The lawsuit, originally filed in 2008, said the financing and securitization of subprime loans amounted to a public nuisance -- blaming banks, mortgage companies, securities firms and others for a foreclosure crisis that wiped out neighborhoods, leaving eyesores, fires, drug deals, looting and other problems in the city.

The city argued Wall Street first made cash available to subprime lenders, which used the funds to make subprime loans to consumers, then sold the related mortgages back to the same cadre of Wall Street, which packaged them and sold the income they generated to investors in the form of mortgage-backed securities, and used the proceeds to repeat the process.

The district court dismissed the suit on various grounds, including state law preemption, "the economic loss rule," unreasonable interference with a public right, and proximate cause.

The appeals court affirmed, resting solely on proximate cause.

Allowing suits in the absence of a direct link, the court said, between the alleged injury and the challenged conduct makes it difficult to determine which of the plaintiff's damages are attributable to the defendant's misconduct; complicates the apportionment of damages among plaintiffs to avoid multiple recoveries; and supplants suits by directly injured parties who can remedy the harm without those problems.

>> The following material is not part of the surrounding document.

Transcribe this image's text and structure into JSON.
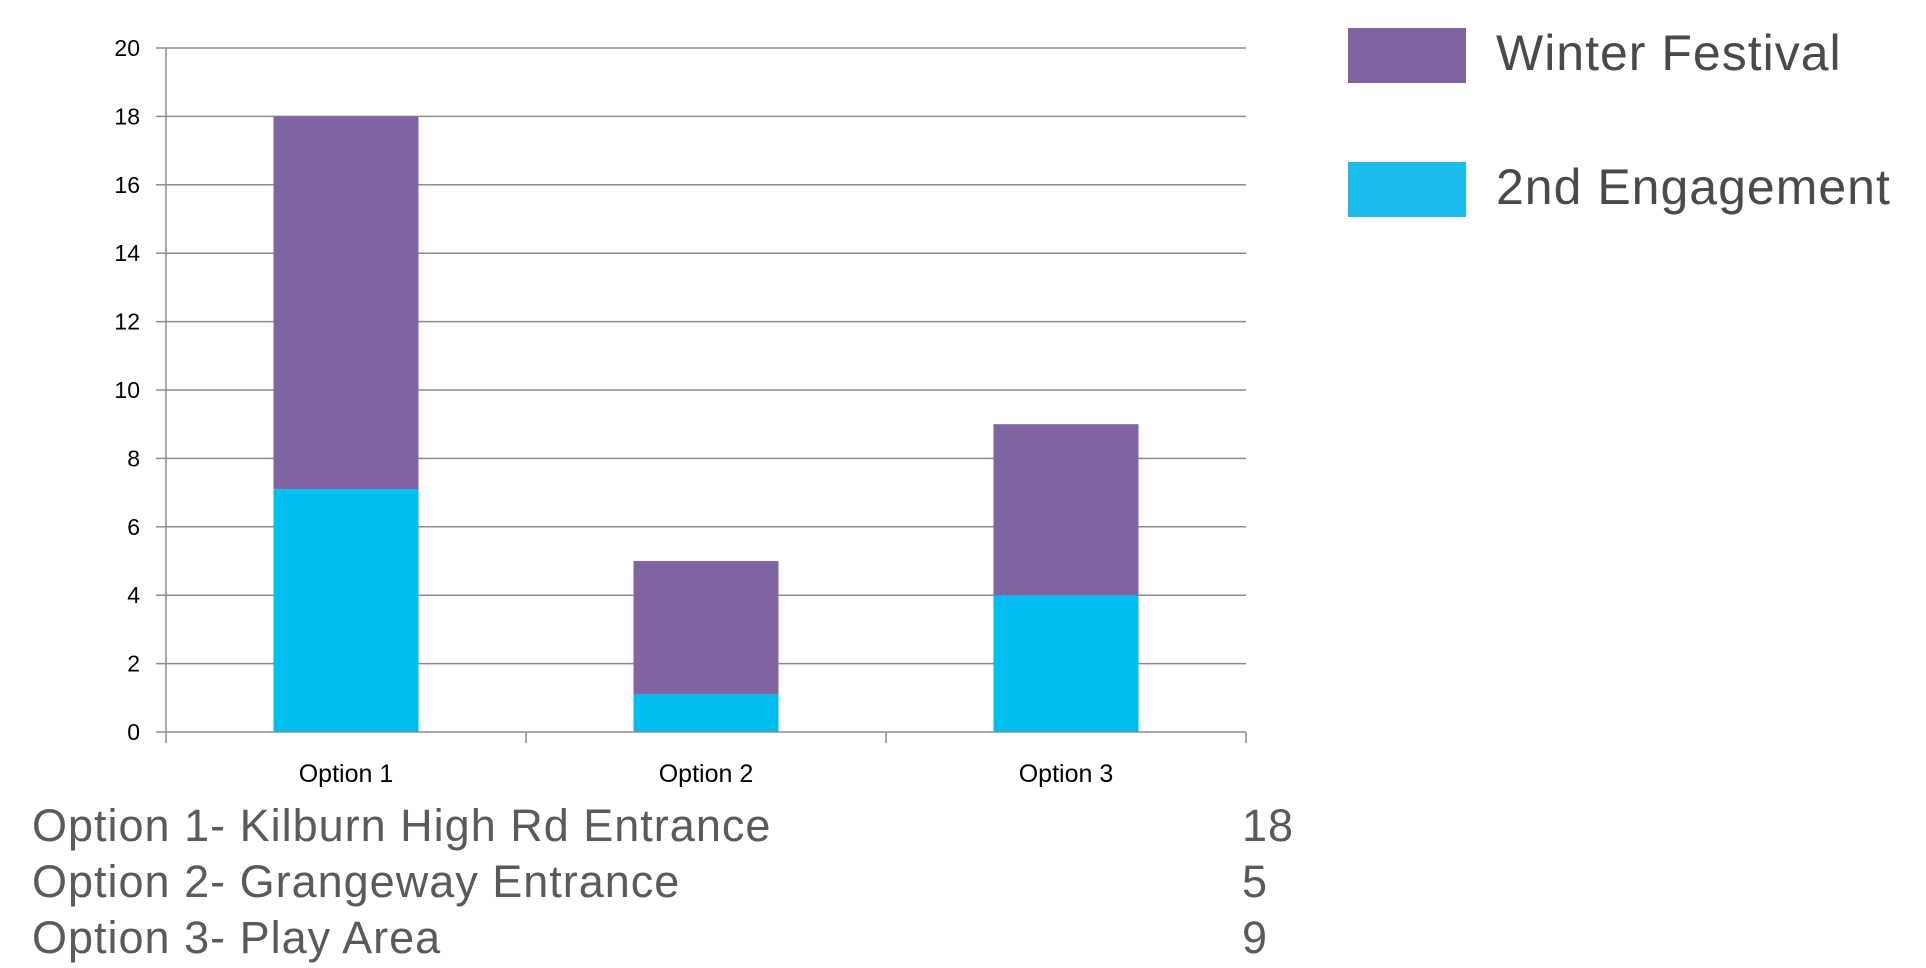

The court cited the interpretation of Holmes in Cincinnati v. Beretta U.S.A. Corp., 768 N.E.2 1136 (Ohio 2002).

"Homeowners, whether the initial buyers or mortgagees that later took possession of a home, were responsible for maintaining their properties," the appeals court said. "Fires were likely started by negligent or malicious individuals or occurred because a home was poorly built. Drug dealers and looters made independent decisions to engage in that criminal conduct. Additionally, other companies not listed in the complaint financed subprime loans and properties not subject to a subprime loan nevertheless entered into foreclosure."

The court found that the city's alleged injuries "could have been caused many other factors" with no connection to the defendants' conduct.

The alleged damages, the court continued, also were not directly caused by the defendants, but by intervening acts of third parties.

Cleveland attorney Joshua R. Cohen, of Cohen Rosenthal & Kramer LLP, who argued for the city, has said his client intends to ask the court to review the decision.